I'd like secure code. I'd like perfect code. I'd like folks that
understand all aspects of the code. Or every aspect of the enterprise
environment. All those are wonderful and desirable and all the rest.
But that isn't the world that most of us live in and operate in.
Cut-and-paste app development is how the world works now, and I'd wager
~everybody here has used existing copyright-appropriate source code
examples as a starting point.
Nobody is an expert in all of the OpenVMS APIs, and some of the OpenVMS
APIs can diverge widely (SMG, ACME, OpenSSL, etc) from the more typical
API designs.
The OpenVMS API designs are also wildly different from APIs on other platforms.
There are cases where the error handling is a central part of the call,
and existing OpenVMS examples tend to fail here. This includes BACKUP,
SSL/TLS, and a number of other contexts.
Copying cookbook code is how the world works now, how ~all of us
already or will be operating, and particularly with the sorts of
complex and glue-code-focused API designs prevalent on OpenVMS.
Template source code examples embedded directly in documentation are,
well, archaic. And in various cases, won't build, or will omit
important API details in the interest of brevity of documentation.

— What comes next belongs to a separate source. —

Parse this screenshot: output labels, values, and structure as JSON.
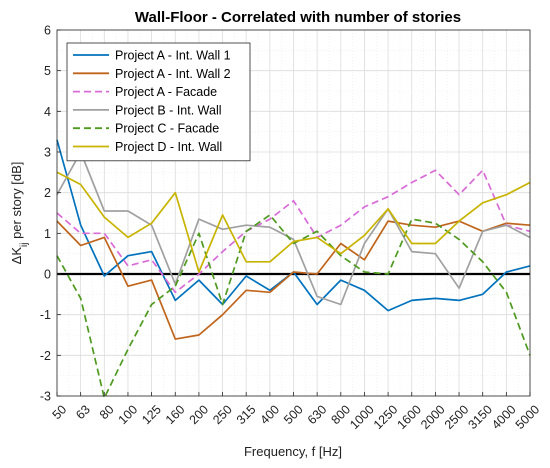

I'd prefer better abstractions in general, and I'd prefer the source
code examples be prepared as cookbooks with robust error handling, to
be buildable and usable, and with a permissive copyright. Let the docs
link to the cookbook.
I'll again dare y'all: I *DARE* you to write a client-server app using
a SSL/TLS connection with proper certificate verification on both ends
of the connection, including the ability to detect interception, using
the current TLSv1.3 and secure encryption and key exchange. I *DARE*
you. And this is just the tip of the difficulty. ACME is no great joy
to use for a password verification—what should be an easy case—as
another example. I won't dare y'all to write that, as you'll fail.